Month three. Reuben asked for "a maths thing." Gemma gave him a set of White Rose worksheets, and he did three pages, then put them down and went back to his Lego. She also left out a set of golden beads (a Montessori maths material where units, tens, hundreds and thousands are represented physically as single beads, bead bars, bead squares and bead cubes). He ignored them for a week, then spent an afternoon building numbers with them. Isla was choosing from the shelf daily by this point, working through a set of sandpaper letters (letters cut from fine-grain sandpaper, mounted on boards, traced with the fingertips to build a physical memory of letter shapes) without being asked.

Gemma still has days where she feels behind. Reuben's stomachaches stopped in week three, and he has not asked about school since month one.
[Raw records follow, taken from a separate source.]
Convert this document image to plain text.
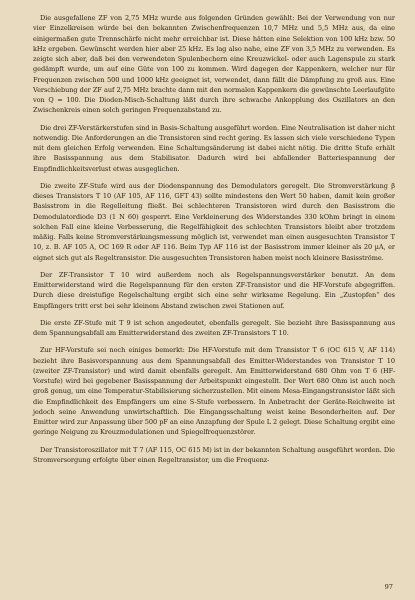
Die ausgefallene ZF von 2,75 MHz wurde aus folgenden Gründen gewählt: Bei der Verwendung von nur vier Einzelkreisen würde bei den bekannten Zwischenfrequenzen 10,7 MHz und 5,5 MHz aus, da eine einigermaßen gute Trennschärfe nicht mehr erreichbar ist. Diese hätten eine Selektion von 100 kHz bzw. 50 kHz ergeben. Gewünscht werden hier aber 25 kHz. Es lag also nahe, eine ZF von 3,5 MHz zu verwenden. Es zeigte sich aber, daß bei den verwendeten Spulenbechern eine Kreuzwickel- oder auch Lagenspule zu stark gedämpft wurde, um auf eine Güte von 100 zu kommen. Wird dagegen der Kappenkern, welcher nur für Frequenzen zwischen 500 und 1000 kHz geeignet ist, verwendet, dann fällt die Dämpfung zu groß aus. Eine Verschiebung der ZF auf 2,75 MHz brachte dann mit den normalen Kappenkern die gewünschte Leerlaufgüte von Q = 100. Die Dioden-Misch-Schaltung läßt durch ihre schwache Ankopplung des Oszillators an den Zwischenkreis einen solch geringen Frequenzabstand zu.

Die drei ZF-Verstärkerstufen sind in Basis-Schaltung ausgeführt worden. Eine Neutralisation ist daher nicht notwendig. Die Anforderungen an die Transistoren sind recht gering. Es lassen sich viele verschiedene Typen mit dem gleichen Erfolg verwenden. Eine Schaltungsänderung ist dabei nicht nötig. Die dritte Stufe erhält ihre Basisspannung aus dem Stabilisator. Dadurch wird bei abfallender Batteriespannung der Empfindlichkeitsverlust etwas ausgeglichen.

Die zweite ZF-Stufe wird aus der Diodenspannung des Demodulators geregelt. Die Stromverstärkung β dieses Transistors T 10 (AF 105, AF 116, GFT 43) sollte mindestens den Wert 50 haben, damit kein großer Basisstrom in die Regelleitung fließt. Bei schlechteren Transistoren wird durch den Basisstrom die Demodulatordiode D3 (1 N 60) gesperrt. Eine Verkleinerung des Widerstandes 330 kOhm bringt in einem solchen Fall eine kleine Verbesserung, die Regelfähigkeit des schlechten Transistors bleibt aber trotzdem mäßig. Falls keine Stromverstärkungsmessung möglich ist, verwendet man einen ausgesuchten Transistor T 10, z. B. AF 105 A, OC 169 R oder AF 116. Beim Typ AF 116 ist der Basisstrom immer kleiner als 20 µA, er eignet sich gut als Regeltransistor. Die ausgesuchten Transistoren haben meist noch kleinere Basisströme.

Der ZF-Transistor T 10 wird außerdem noch als Regelspannungsverstärker benutzt. An dem Emitterwiderstand wird die Regelspannung für den ersten ZF-Transistor und die HF-Vorstufe abgegriffen. Durch diese dreistufige Regelschaltung ergibt sich eine sehr wirksame Regelung. Ein „Zustopfen“ des Empfängers tritt erst bei sehr kleinem Abstand zwischen zwei Stationen auf.

Die erste ZF-Stufe mit T 9 ist schon angedeutet, ebenfalls geregelt. Sie bezieht ihre Basisspannung aus dem Spannungsabfall am Emitterwiderstand des zweiten ZF-Transistors T 10.

Zur HF-Vorstufe sei noch einiges bemerkt: Die HF-Vorstufe mit dem Transistor T 6 (OC 615 V, AF 114) bezieht ihre Basisvorspannung aus dem Spannungsabfall des Emitter-Widerstandes von Transistor T 10 (zweiter ZF-Transistor) und wird damit ebenfalls geregelt. Am Emitterwiderstand 680 Ohm von T 6 (HF-Vorstufe) wird bei gegebener Basisspannung der Arbeitspunkt eingestellt. Der Wert 680 Ohm ist auch noch groß genug, um eine Temperatur-Stabilisierung sicherzustellen. Mit einem Mesa-Eingangstransistor läßt sich die Empfindlichkeit des Empfängers um eine S-Stufe verbessern. In Anbetracht der Geräte-Reichweite ist jedoch seine Anwendung unwirtschaftlich. Die Eingangsschaltung weist keine Besonderheiten auf. Der Emitter wird zur Anpassung über 500 pF an eine Anzapfung der Spule L 2 gelegt. Diese Schaltung ergibt eine geringe Neigung zu Kreuzmodulationen und Spiegelfrequenzstörer.

Der Transistoroszillator mit T 7 (AF 115, OC 615 M) ist in der bekannten Schaltung ausgeführt worden. Die Stromversorgung erfolgte über einen Regeltransistor, um die Frequenz-

97
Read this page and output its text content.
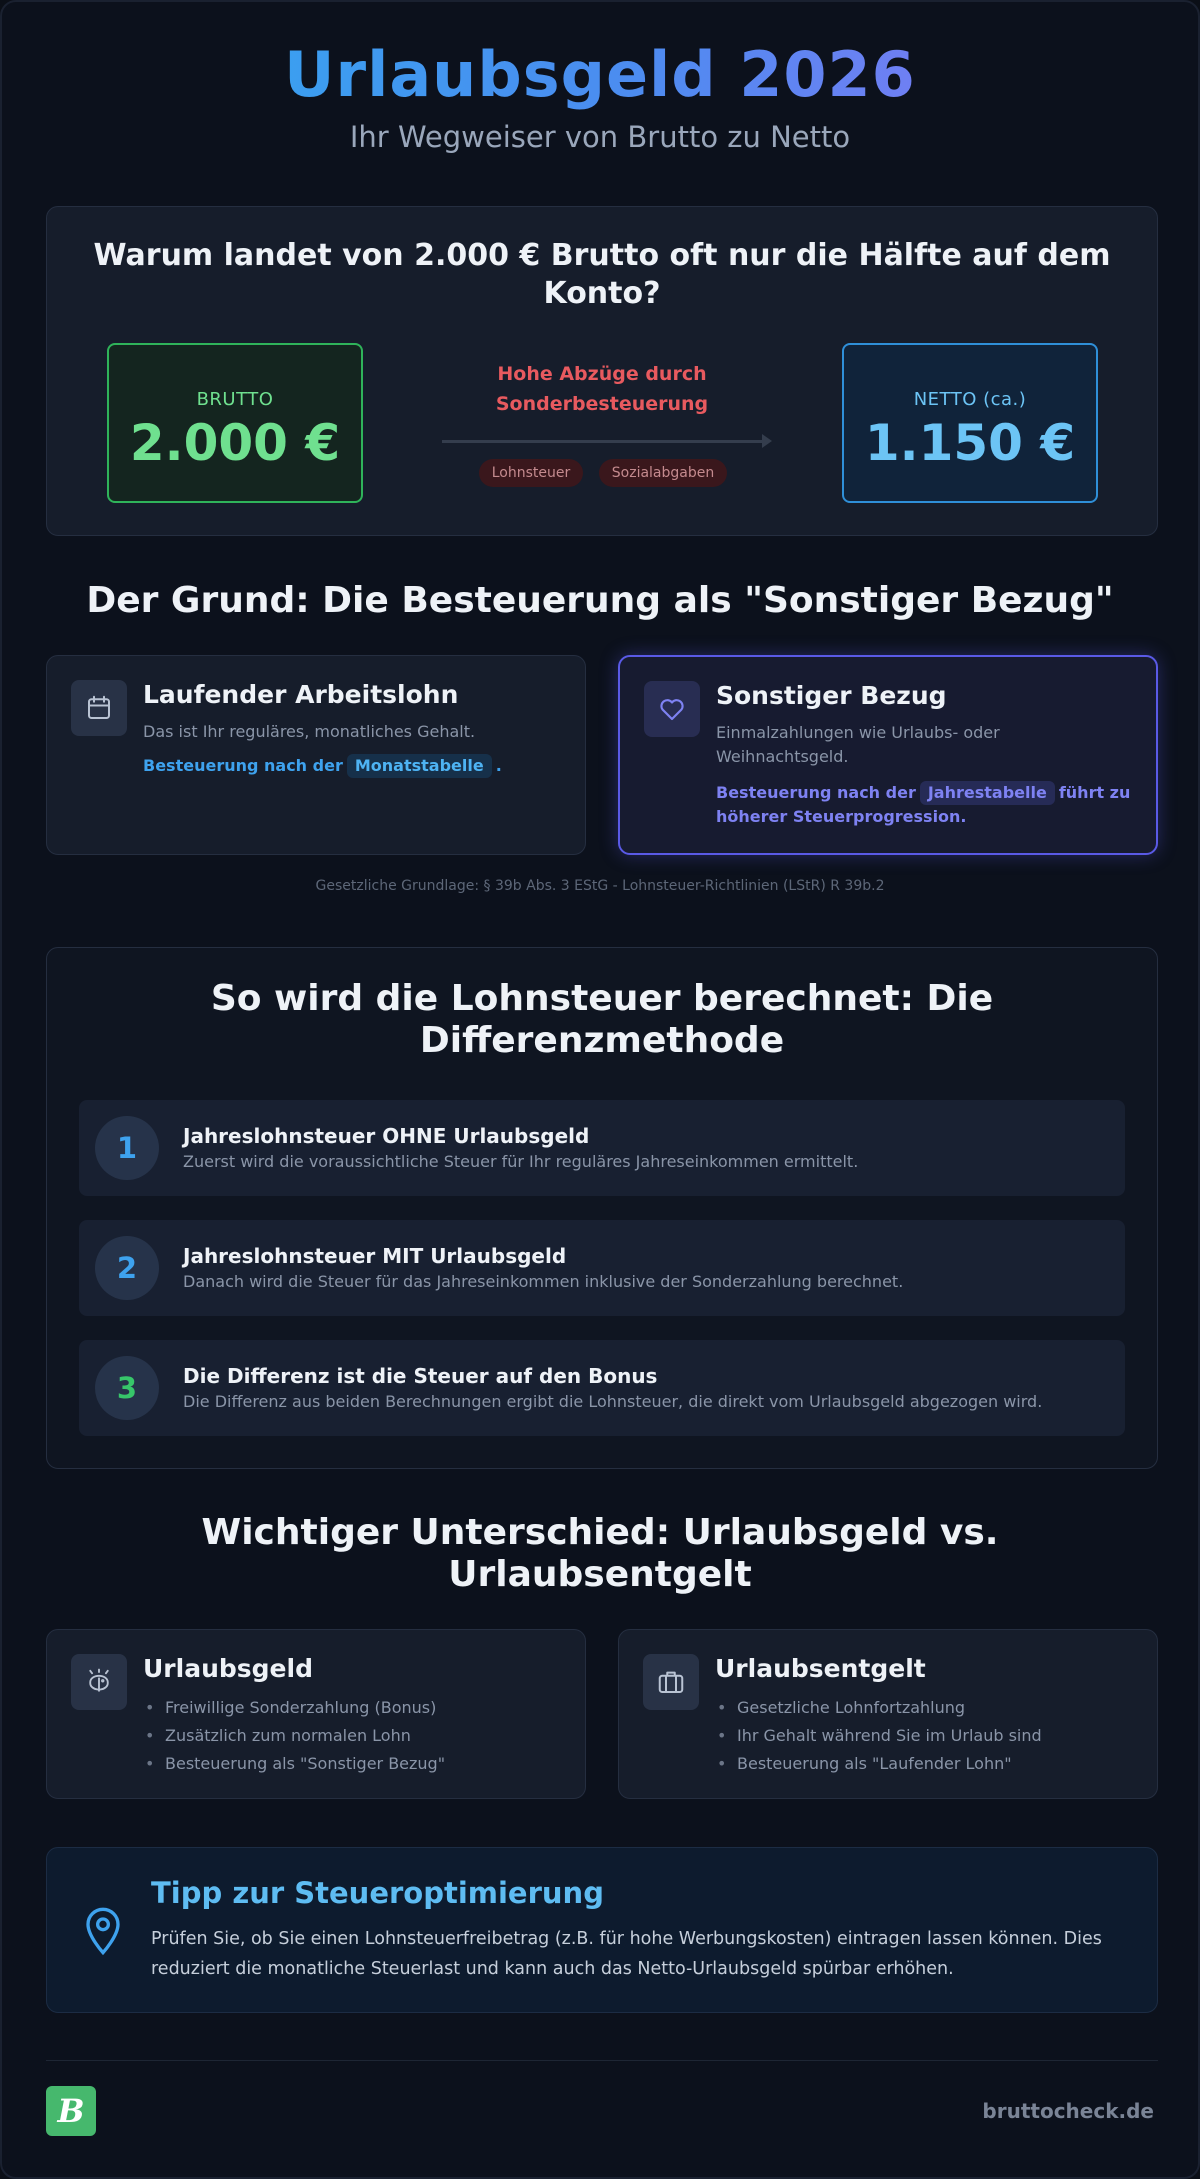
Urlaubsgeld 2026
Ihr Wegweiser von Brutto zu Netto
Warum landet von 2.000 € Brutto oft nur die Hälfte auf dem Konto?
BRUTTO
2.000 €
Hohe Abzüge durch Sonderbesteuerung
Lohnsteuer	Sozialabgaben
NETTO (ca.)
1.150 €
Der Grund: Die Besteuerung als "Sonstiger Bezug"
Laufender Arbeitslohn
Das ist Ihr reguläres, monatliches Gehalt.
Besteuerung nach der Monatstabelle .
Sonstiger Bezug
Einmalzahlungen wie Urlaubs- oder Weihnachtsgeld.
Besteuerung nach der Jahrestabelle führt zu höherer Steuerprogression.
Gesetzliche Grundlage: § 39b Abs. 3 EStG - Lohnsteuer-Richtlinien (LStR) R 39b.2
So wird die Lohnsteuer berechnet: Die Differenzmethode
1	Jahreslohnsteuer OHNE Urlaubsgeld
Zuerst wird die voraussichtliche Steuer für Ihr reguläres Jahreseinkommen ermittelt.
2	Jahreslohnsteuer MIT Urlaubsgeld
Danach wird die Steuer für das Jahreseinkommen inklusive der Sonderzahlung berechnet.
3	Die Differenz ist die Steuer auf den Bonus
Die Differenz aus beiden Berechnungen ergibt die Lohnsteuer, die direkt vom Urlaubsgeld abgezogen wird.
Wichtiger Unterschied: Urlaubsgeld vs. Urlaubsentgelt
Urlaubsgeld
• Freiwillige Sonderzahlung (Bonus)
• Zusätzlich zum normalen Lohn
• Besteuerung als "Sonstiger Bezug"
Urlaubsentgelt
• Gesetzliche Lohnfortzahlung
• Ihr Gehalt während Sie im Urlaub sind
• Besteuerung als "Laufender Lohn"
Tipp zur Steueroptimierung
Prüfen Sie, ob Sie einen Lohnsteuerfreibetrag (z.B. für hohe Werbungskosten) eintragen lassen können. Dies reduziert die monatliche Steuerlast und kann auch das Netto-Urlaubsgeld spürbar erhöhen.
B	bruttocheck.de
She knows that could change, and that would be fine too.

Frequently asked.

What if my child cries every day and says they want to go back to school?
Daily tears in the first two weeks are common, especially for children who had a clear social group at school. Stay with the feeling. Name it: 'You miss your friends. That makes sense.' If daily distress continues past four weeks, or your child stops eating, sleeping or talking, that is a different conversation and worth raising with your GP.
When should I worry that deschooling has gone wrong?
Deschooling looks like boredom, restlessness and a lot of telly. That is uncomfortable but normal. Worry if your child is withdrawn for more than a few weeks, refusing to leave the house, expressing persistent hopelessness, or regressing in self-care. Those patterns need professional support, not more patience.
Can my younger child join in with the Montessori activities?
Yes, and they often deschool faster because they have fewer school habits to unlearn. A three-year-old will gravitate to practical life alongside a nine-year-old sibling. Let them work side by side without making it a lesson.
What if the local authority writes to me during deschooling?
They may. You are not required to respond immediately, and you are not required to show a timetable. A short reply confirming your child is receiving a suitable education and that you are in an initial settling-in period is enough. See our article on what the LA can and cannot ask for.
Do I need to buy Montessori materials before we start?
No. The first month is about stepping away from structured work entirely. When you begin reintroducing activities in month two, practical life uses what you already own: kitchen scales, a vegetable peeler, a dustpan, a needle and thread. Specialist materials can come later, once you can see what your child reaches for.